What This Means for Members
Credit union members are ultimately owners. When a CEO earns $8 million while delivering 31 percent growth, members should ask whether that compensation reflects value creation or institutional inertia. When a CEO earns $3 million and delivers 269 percent growth, members benefit directly from effective leadership at reasonable cost.
The analysis doesn't suggest that CEOs should work for peanuts. Top-quartile pay correlates with top-quartile growth, on average. But the variance within quartiles exceeds the variance between them. Outstanding performance comes at all compensation levels; disappointing performance does too.
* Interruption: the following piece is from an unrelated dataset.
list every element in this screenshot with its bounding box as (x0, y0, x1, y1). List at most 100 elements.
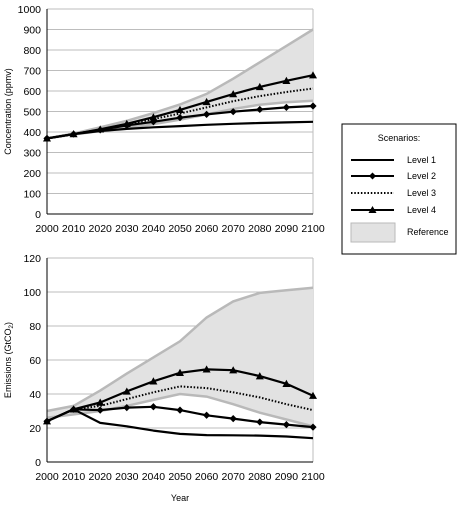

For members evaluating their credit union's leadership, the lesson is to look beyond headline compensation. Ask about tenure stability. Ask about executive team depth. Ask whether the CFO position is filled. These factors predict growth as well as or better than CEO pay—and they're the factors that boards can directly influence.
The Bottom Line
State credit unions paying top-quartile CEO compensation grew 53 percentage points faster than bottom-quartile institutions over the past decade—145 percent versus 92 percent. That gap is meaningful. But the weak statistical correlation (0.134) means compensation explains almost none of the variance in individual outcomes.
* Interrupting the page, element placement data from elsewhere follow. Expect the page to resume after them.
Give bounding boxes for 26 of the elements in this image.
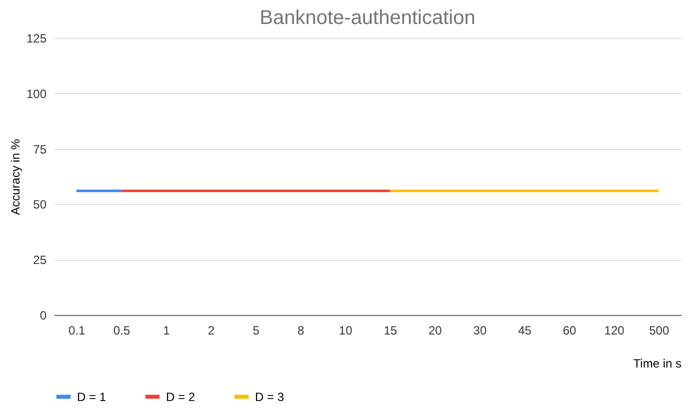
x-tick-label: 30 [473, 324, 487, 338]
x-tick-label: 0.5 [113, 324, 130, 338]
y-tick-label: 100 [26, 86, 47, 101]
x-tick-label: 120 [604, 324, 625, 338]
x-tick-label: 1 [163, 324, 170, 338]
x-tick-label: 0.1 [68, 324, 86, 338]
legend-label: D = 1 [77, 390, 106, 404]
legend-label: D = 2 [166, 390, 196, 404]
x-axis-title: Time in s [633, 356, 682, 370]
x-tick-label: 2 [208, 324, 215, 338]
x-tick-label: 5 [252, 324, 260, 338]
y-tick-label: 125 [26, 32, 47, 46]
x-tick-label: 8 [297, 324, 304, 338]
y-tick-label: 50 [33, 198, 47, 212]
y-tick-label: 0 [40, 308, 47, 322]
x-tick-label: 60 [562, 324, 577, 338]
x-tick-label: 500 [649, 324, 670, 338]
y-tick-label: 25 [33, 253, 47, 268]
x-tick-label: 10 [338, 324, 353, 338]
x-tick-label: 20 [428, 324, 442, 338]
x-tick-label: 15 [384, 324, 398, 338]
legend-label: D = 3 [255, 390, 284, 404]
y-tick-label: 75 [33, 142, 47, 156]
chart-title: Banknote-authentication [260, 7, 476, 29]
y-axis-title: Accuracy in % [8, 138, 22, 216]
x-tick-label: 45 [518, 324, 532, 338]
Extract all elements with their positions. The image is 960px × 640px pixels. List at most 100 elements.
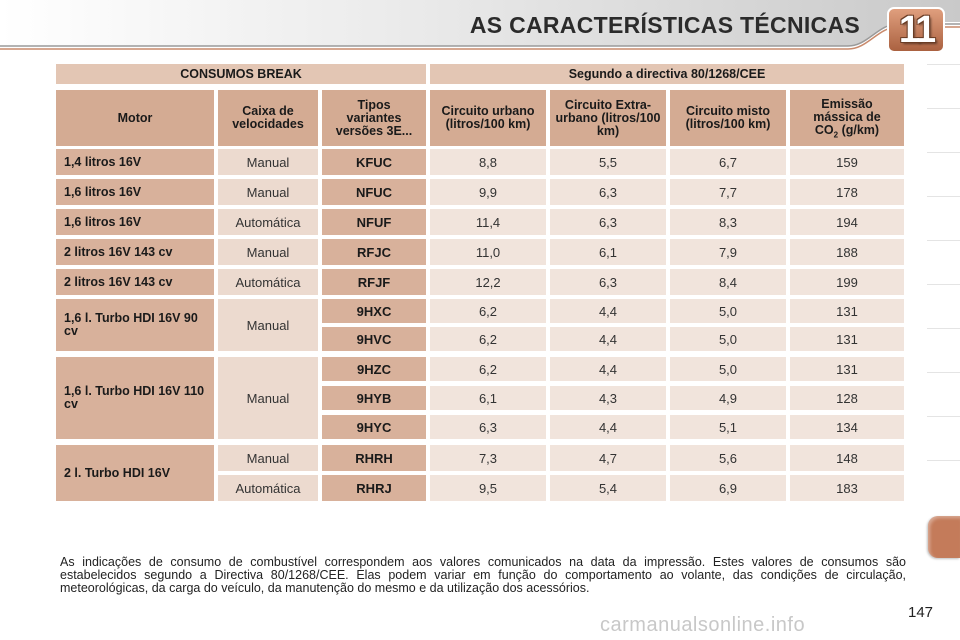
extra-urban-value: 6,3 [550, 179, 666, 205]
col-header-co2: Emissão mássica de CO2 (g/km) [790, 90, 904, 146]
gearbox-cell: Manual [218, 357, 318, 439]
urban-value: 12,2 [430, 269, 546, 295]
variant-code: KFUC [322, 149, 426, 175]
variant-code: NFUF [322, 209, 426, 235]
gearbox-cell: Manual [218, 149, 318, 175]
gearbox-cell: Automática [218, 209, 318, 235]
co2-subscript: 2 [833, 130, 839, 140]
urban-value: 9,5 [430, 475, 546, 501]
variant-code: RHRJ [322, 475, 426, 501]
urban-value: 8,8 [430, 149, 546, 175]
extra-urban-value: 5,4 [550, 475, 666, 501]
mixed-value: 5,6 [670, 445, 786, 471]
co2-value: 199 [790, 269, 904, 295]
mixed-value: 5,1 [670, 415, 786, 439]
page-number: 147 [908, 604, 934, 621]
col-header-extra-urban: Circuito Extra-urbano (litros/100 km) [550, 90, 666, 146]
gearbox-cell: Manual [218, 445, 318, 471]
urban-value: 6,1 [430, 386, 546, 410]
mixed-value: 6,7 [670, 149, 786, 175]
extra-urban-value: 4,4 [550, 415, 666, 439]
motor-cell: 2 litros 16V 143 cv [56, 269, 214, 295]
chapter-tab[interactable] [927, 196, 960, 240]
gearbox-cell: Manual [218, 239, 318, 265]
co2-value: 188 [790, 239, 904, 265]
urban-value: 6,3 [430, 415, 546, 439]
extra-urban-value: 4,3 [550, 386, 666, 410]
col-header-gearbox: Caixa de velocidades [218, 90, 318, 146]
mixed-value: 5,0 [670, 327, 786, 351]
co2-value: 148 [790, 445, 904, 471]
motor-cell: 1,6 litros 16V [56, 179, 214, 205]
chapter-tab-active[interactable] [928, 516, 960, 558]
chapter-number-badge[interactable]: 11 [898, 8, 936, 51]
chapter-tab[interactable] [927, 240, 960, 284]
extra-urban-value: 6,3 [550, 209, 666, 235]
motor-cell: 1,6 litros 16V [56, 209, 214, 235]
variant-code: RHRH [322, 445, 426, 471]
motor-cell: 1,6 l. Turbo HDI 16V 110 cv [56, 357, 214, 439]
variant-code: RFJF [322, 269, 426, 295]
gearbox-cell: Manual [218, 299, 318, 351]
mixed-value: 5,0 [670, 299, 786, 323]
watermark: carmanualsonline.info [600, 614, 806, 636]
co2-value: 183 [790, 475, 904, 501]
urban-value: 11,0 [430, 239, 546, 265]
mixed-value: 6,9 [670, 475, 786, 501]
co2-unit: (g/km) [838, 123, 880, 137]
mixed-value: 5,0 [670, 357, 786, 381]
urban-value: 6,2 [430, 299, 546, 323]
extra-urban-value: 4,4 [550, 299, 666, 323]
extra-urban-value: 4,4 [550, 357, 666, 381]
co2-value: 134 [790, 415, 904, 439]
group-header-directive: Segundo a directiva 80/1268/CEE [430, 64, 904, 84]
co2-value: 131 [790, 299, 904, 323]
gearbox-cell: Manual [218, 179, 318, 205]
extra-urban-value: 6,1 [550, 239, 666, 265]
chapter-tab[interactable] [927, 460, 960, 504]
variant-code: 9HZC [322, 357, 426, 381]
co2-value: 131 [790, 357, 904, 381]
gearbox-cell: Automática [218, 475, 318, 501]
extra-urban-value: 4,7 [550, 445, 666, 471]
chapter-tab[interactable] [927, 416, 960, 460]
chapter-tab[interactable] [927, 328, 960, 372]
chapter-tab[interactable] [927, 284, 960, 328]
col-header-urban: Circuito urbano (litros/100 km) [430, 90, 546, 146]
variant-code: 9HYC [322, 415, 426, 439]
group-header-consumption: CONSUMOS BREAK [56, 64, 426, 84]
urban-value: 11,4 [430, 209, 546, 235]
mixed-value: 7,9 [670, 239, 786, 265]
mixed-value: 8,3 [670, 209, 786, 235]
chapter-tabs [927, 64, 960, 624]
variant-code: NFUC [322, 179, 426, 205]
chapter-tab[interactable] [927, 152, 960, 196]
footnote-text: As indicações de consumo de combustível … [60, 555, 906, 595]
header-band [0, 0, 960, 53]
urban-value: 9,9 [430, 179, 546, 205]
chapter-tab[interactable] [927, 108, 960, 152]
motor-cell: 2 l. Turbo HDI 16V [56, 445, 214, 501]
co2-value: 178 [790, 179, 904, 205]
extra-urban-value: 6,3 [550, 269, 666, 295]
extra-urban-value: 5,5 [550, 149, 666, 175]
co2-value: 194 [790, 209, 904, 235]
co2-label: Emissão mássica de CO [813, 97, 881, 137]
col-header-motor: Motor [56, 90, 214, 146]
variant-code: RFJC [322, 239, 426, 265]
col-header-mixed: Circuito misto (litros/100 km) [670, 90, 786, 146]
urban-value: 7,3 [430, 445, 546, 471]
co2-value: 128 [790, 386, 904, 410]
mixed-value: 4,9 [670, 386, 786, 410]
mixed-value: 8,4 [670, 269, 786, 295]
motor-cell: 2 litros 16V 143 cv [56, 239, 214, 265]
variant-code: 9HXC [322, 299, 426, 323]
chapter-tab[interactable] [927, 64, 960, 108]
urban-value: 6,2 [430, 357, 546, 381]
chapter-title: AS CARACTERÍSTICAS TÉCNICAS [469, 12, 860, 38]
motor-cell: 1,4 litros 16V [56, 149, 214, 175]
variant-code: 9HYB [322, 386, 426, 410]
chapter-tab[interactable] [927, 372, 960, 416]
variant-code: 9HVC [322, 327, 426, 351]
motor-cell: 1,6 l. Turbo HDI 16V 90 cv [56, 299, 214, 351]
The highest-paid CEO delivered below-median growth. A CEO earning less than 40 percent of that figure delivered the best growth in the dataset. Executive team depth and CFO presence correlate more strongly with performance than CEO pay alone. And long-tenured leaders consistently outperform.
For boards, the implication is clear: pay competitively to attract talent, but don't expect dollars to mechanically produce results. Build deep executive teams. Retain effective leaders. And recognize that the CEO earning $800,000 who stays for 15 years may create more member value than the $2 million executive who departs after four.
As credit unions face sustained margin pressure, regulatory scrutiny, and an aging executive cohort, the distinction between compensation as reward and compensation as strategy will only become more important.
Methodology
Finleet Intelligence analyzed IRS Form 990 filings (2013-2023 tax years) for 1,670 state-chartered credit unions, matched with NCUA 5300 Call Reports (Q4 2014 through Q4 2024). Final sample includes 602 credit unions with complete 10-year growth data and CEO compensation of at least $250,000. CEO compensation defined as reportable compensation plus other compensation from Form 990 Part VII Section A. Growth calculated as (2024 value - 2014 value) / 2014 value. Correlations computed using Pearson coefficient.
Data Sources: IRS Form 990 filings (2013-2023), NCUA 5300 Call Reports (2014-2024), Finleet Proprietary Analysis
Limitations: IRS Form 990 required only for state-chartered credit unions; federally-chartered institutions excluded. Compensation includes deferred pay and retirement benefits, creating year-to-year volatility. Growth metrics combine organic performance with acquisitions.
Update Schedule: Analysis will refresh when 2024 IRS Form 990 filings become available (expected Q3 2025).